Anyway, I propose we selfhost a lot of good stuff and get kids addicted to robbing giants, waddaya think? Yar

[–] cecilkorik@lemmy.ca 6 points 17 hours ago* (last edited 17 hours ago) (3 children)

Honestly the hardest part of doing this seems to be settling on what we're going to call it. Ironically, it is difficult to search for and discover sites following this philosophy precisely because they are so decentralized and independent and nobody's even using any common terminology for it. I've heard variations of this called Web 1.0, Small Web, Indie Web, Nostalgia Web, Old Web, Retro Web, Analog Web, Free Web, Libre Web, and dozens more terms even more vague and difficult to remember off the top of my head. "Small Web" seems to have the most traction from what I can tell but discovery remains such a hard problem to solve, especially without falling into the same traps that led us here.

[–] WoodScientist@sh.itjust.works 7 points 17 hours ago (2 children)

To me, the hardest part seems to be - how do you keep your small web from being infected by AI slop? Currently the slop spammers aren't focusing on these small web rings and web 1.0 communities. But if they did start to become popular, the AI slop would inevitably follow.

Perhaps such sites need to run on a 100% no-advertising model. Individual hobby sites or those supported by subscriptions and donations only. That would cut out most of the vast, vast majority of the slop. AI slop currently can't produce content that people are actually willing to pay to subscribe to. If sloppers can't bring in revenue via ad impressions, they won't have any incentive to create slop AI 1.0 sites.

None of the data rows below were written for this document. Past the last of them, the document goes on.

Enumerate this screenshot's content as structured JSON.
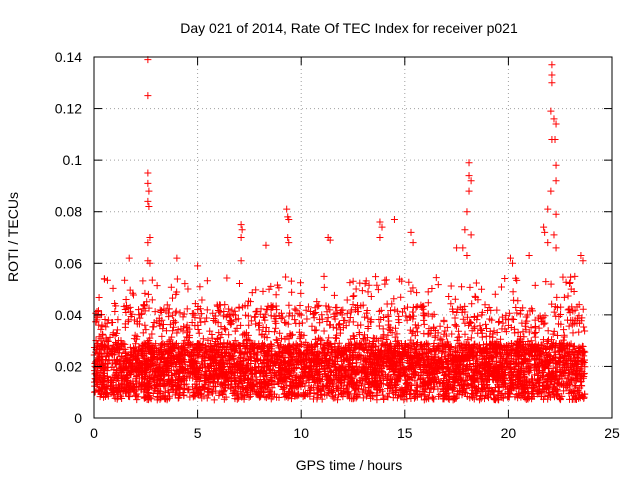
{
  "chart_data": {
    "type": "scatter",
    "title": "Day 021 of 2014, Rate Of TEC Index for receiver p021",
    "xlabel": "GPS time / hours",
    "ylabel": "ROTI / TECUs",
    "xlim": [
      0,
      25
    ],
    "ylim": [
      0,
      0.14
    ],
    "x_ticks": [
      0,
      5,
      10,
      15,
      20,
      25
    ],
    "x_tick_labels": [
      "0",
      "5",
      "10",
      "15",
      "20",
      "25"
    ],
    "y_ticks": [
      0,
      0.02,
      0.04,
      0.06,
      0.08,
      0.1,
      0.12,
      0.14
    ],
    "y_tick_labels": [
      "0",
      "0.02",
      "0.04",
      "0.06",
      "0.08",
      "0.1",
      "0.12",
      "0.14"
    ],
    "grid": true,
    "marker": "plus",
    "marker_color": "#ff0000",
    "data_range": {
      "x": [
        0,
        23.7
      ],
      "y": [
        0.004,
        0.139
      ]
    },
    "bulk": {
      "description_range_y": [
        0.005,
        0.045
      ],
      "typical_y": 0.018
    },
    "series": [
      {
        "name": "ROTI",
        "points": [
          {
            "x": 2.6,
            "y": 0.139
          },
          {
            "x": 2.6,
            "y": 0.125
          },
          {
            "x": 2.6,
            "y": 0.095
          },
          {
            "x": 2.6,
            "y": 0.091
          },
          {
            "x": 2.65,
            "y": 0.088
          },
          {
            "x": 2.6,
            "y": 0.084
          },
          {
            "x": 2.65,
            "y": 0.082
          },
          {
            "x": 2.7,
            "y": 0.07
          },
          {
            "x": 2.6,
            "y": 0.068
          },
          {
            "x": 2.6,
            "y": 0.061
          },
          {
            "x": 2.7,
            "y": 0.06
          },
          {
            "x": 22.1,
            "y": 0.137
          },
          {
            "x": 22.1,
            "y": 0.133
          },
          {
            "x": 22.1,
            "y": 0.13
          },
          {
            "x": 22.05,
            "y": 0.119
          },
          {
            "x": 22.2,
            "y": 0.116
          },
          {
            "x": 22.3,
            "y": 0.114
          },
          {
            "x": 22.1,
            "y": 0.108
          },
          {
            "x": 22.25,
            "y": 0.108
          },
          {
            "x": 22.3,
            "y": 0.098
          },
          {
            "x": 22.3,
            "y": 0.092
          },
          {
            "x": 22.05,
            "y": 0.088
          },
          {
            "x": 21.9,
            "y": 0.081
          },
          {
            "x": 22.3,
            "y": 0.079
          },
          {
            "x": 21.7,
            "y": 0.074
          },
          {
            "x": 21.75,
            "y": 0.072
          },
          {
            "x": 22.2,
            "y": 0.071
          },
          {
            "x": 21.9,
            "y": 0.068
          },
          {
            "x": 22.3,
            "y": 0.066
          },
          {
            "x": 18.1,
            "y": 0.099
          },
          {
            "x": 18.1,
            "y": 0.094
          },
          {
            "x": 18.2,
            "y": 0.092
          },
          {
            "x": 18.1,
            "y": 0.088
          },
          {
            "x": 18.0,
            "y": 0.08
          },
          {
            "x": 17.9,
            "y": 0.073
          },
          {
            "x": 18.2,
            "y": 0.071
          },
          {
            "x": 17.8,
            "y": 0.066
          },
          {
            "x": 18.0,
            "y": 0.063
          },
          {
            "x": 9.3,
            "y": 0.081
          },
          {
            "x": 9.35,
            "y": 0.078
          },
          {
            "x": 9.4,
            "y": 0.077
          },
          {
            "x": 9.35,
            "y": 0.07
          },
          {
            "x": 9.4,
            "y": 0.068
          },
          {
            "x": 7.1,
            "y": 0.075
          },
          {
            "x": 7.15,
            "y": 0.073
          },
          {
            "x": 7.1,
            "y": 0.07
          },
          {
            "x": 7.1,
            "y": 0.061
          },
          {
            "x": 8.3,
            "y": 0.067
          },
          {
            "x": 11.3,
            "y": 0.07
          },
          {
            "x": 11.4,
            "y": 0.069
          },
          {
            "x": 13.8,
            "y": 0.076
          },
          {
            "x": 13.9,
            "y": 0.074
          },
          {
            "x": 13.8,
            "y": 0.07
          },
          {
            "x": 14.5,
            "y": 0.077
          },
          {
            "x": 15.3,
            "y": 0.072
          },
          {
            "x": 15.4,
            "y": 0.068
          },
          {
            "x": 17.5,
            "y": 0.066
          },
          {
            "x": 20.2,
            "y": 0.06
          },
          {
            "x": 20.1,
            "y": 0.062
          },
          {
            "x": 21.0,
            "y": 0.063
          },
          {
            "x": 23.5,
            "y": 0.063
          },
          {
            "x": 23.6,
            "y": 0.061
          },
          {
            "x": 4.0,
            "y": 0.062
          },
          {
            "x": 5.0,
            "y": 0.059
          },
          {
            "x": 1.7,
            "y": 0.062
          },
          {
            "x": 0.5,
            "y": 0.054
          }
        ]
      }
    ]
  }
}
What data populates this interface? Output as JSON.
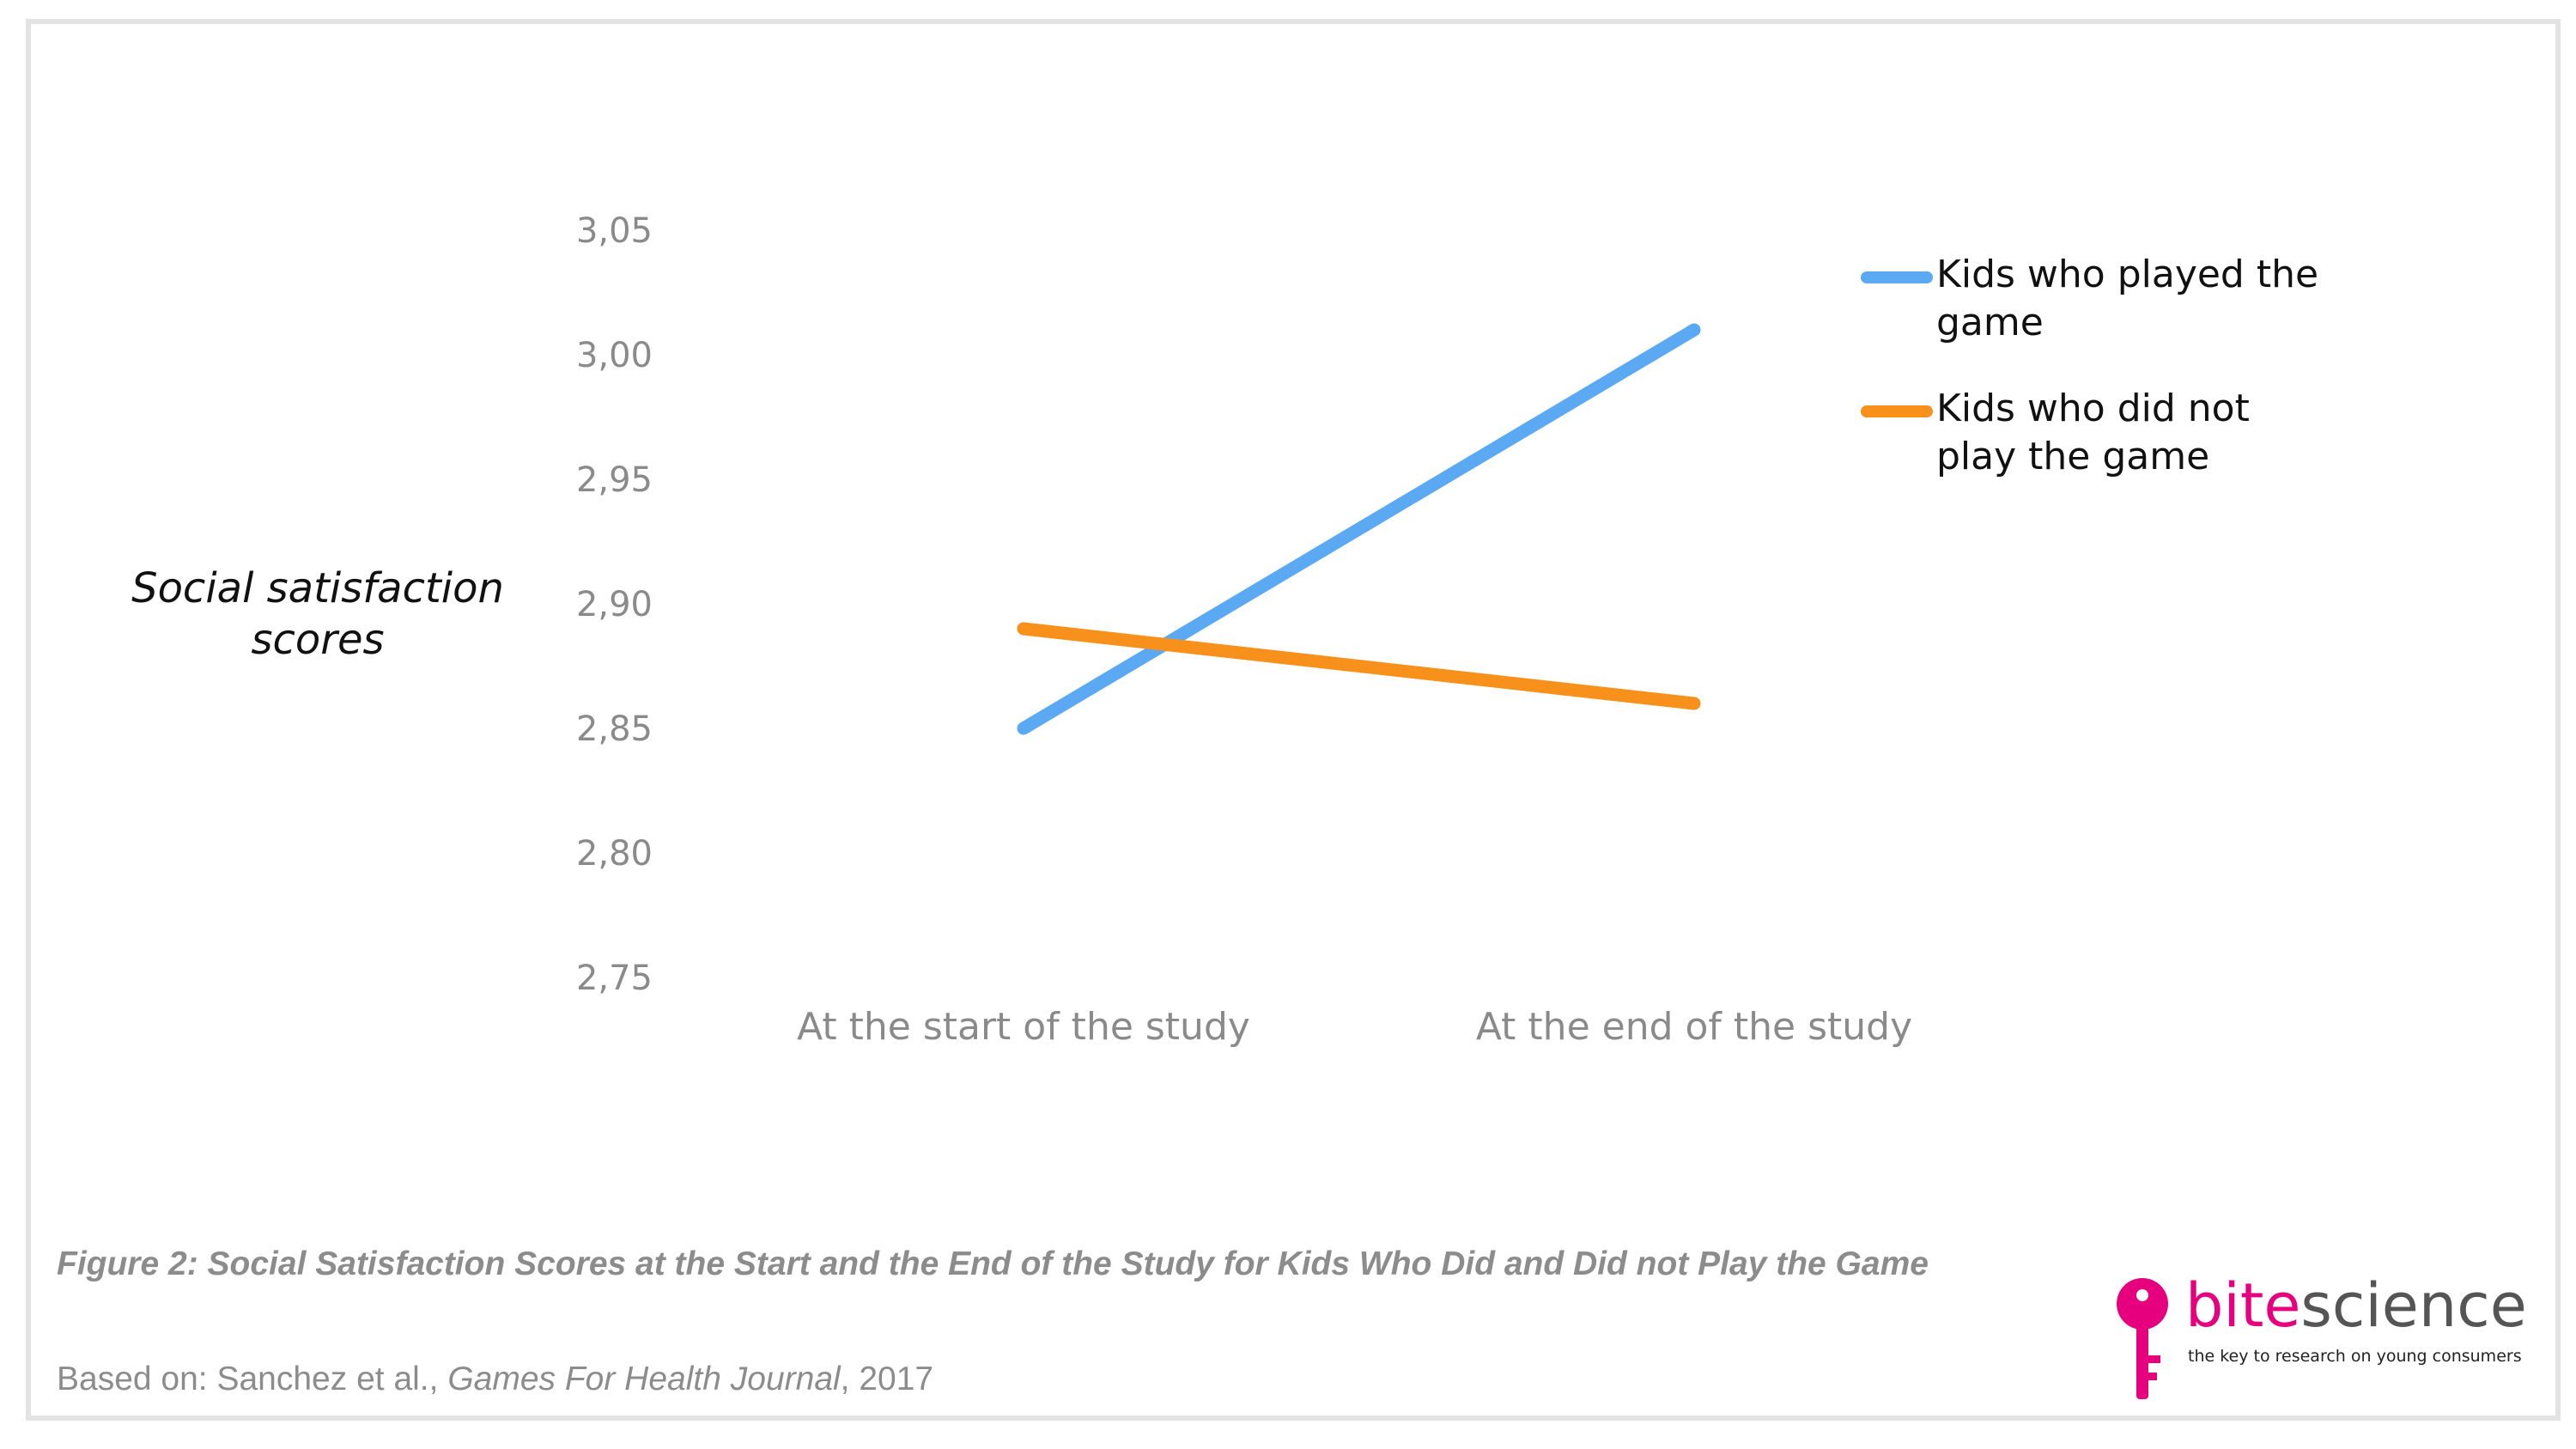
{
  "chart_data": {
    "type": "line",
    "categories": [
      "At the start of the study",
      "At the end of the study"
    ],
    "series": [
      {
        "name": "Kids who played the game",
        "values": [
          2.85,
          3.01
        ],
        "color": "#5aa9f2"
      },
      {
        "name": "Kids who did not play the game",
        "values": [
          2.89,
          2.86
        ],
        "color": "#f7911c"
      }
    ],
    "yticks": [
      "3,05",
      "3,00",
      "2,95",
      "2,90",
      "2,85",
      "2,80",
      "2,75"
    ],
    "ylim": [
      2.75,
      3.05
    ],
    "ylabel": "Social satisfaction scores",
    "grid": false,
    "legend_position": "top-right"
  },
  "legend": {
    "item1_line1": "Kids who played the",
    "item1_line2": "game",
    "item2_line1": "Kids who did not",
    "item2_line2": "play the game"
  },
  "ylabel_line1": "Social satisfaction",
  "ylabel_line2": "scores",
  "caption": "Figure 2: Social Satisfaction Scores at the Start and the End of the Study for Kids Who Did and Did not Play the Game",
  "source": {
    "prefix": "Based on: Sanchez et al., ",
    "journal": "Games For Health Journal",
    "year": ", 2017"
  },
  "logo": {
    "bite": "bite",
    "science": "science",
    "tagline": "the key to research on young consumers",
    "accent_color": "#e6007e"
  }
}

[–] cecilkorik@lemmy.ca 4 points 16 hours ago

Honestly escaping AI slop may be the hardest part of any situations (nevermind just the small web) soon if this anti-human distributed-denial-of-service attack on our awareness continues the way it's going. There will always be spammers with little to lose and more to gain, even if it's not financial gain they're after there can be benefits to simply increasing the level of noise in an environment, whether it's to hide something else they're doing or to weaken opposition to some goal.

[–] tarknassus@lemmy.world 3 points 17 hours ago

The bots and scrapers are most definitely going after anything and everything - I’ve got about 10+ bots trying to scrape my site every day according to my logs. Quite honestly it shocked me considering I do zero SEO and it’s mostly random shit on my site.

There’s stuff being developed - ai robots blocklists, ai tar pits, poisoning the images and other media.

It’s a pita to implement a lot of this however, just for a small personal site.

[–] Catoblepas@lemmy.blahaj.zone 3 points 17 hours ago

I imagine a solution could be the same one from Web 1.0: webrings. Find one site on one and you’ve found a lot more interesting, curated ones as well.

[–] SendMePhotos@lemmy.world 1 points 16 hours ago

Genesis web

[–] sirico@feddit.uk 1 points 14 hours ago

It's called gopher and you don't used

[–] FinchHaven@sfba.social 2 points 17 hours ago (2 children)

@macstainless

[waves hand]

Call on me!! Call on me!!

Why not just make it 1998 and bring back Web Rings?

Problem solved

[–] macstainless@discuss.tchncs.de 7 points 17 hours ago

Web Rings were freaking awesome. I've recently discovered the Small Web tool from Kagi and it's basically a modern version of a web ring. It's pretty slick. www.kagi.com/smallweb if you're interested.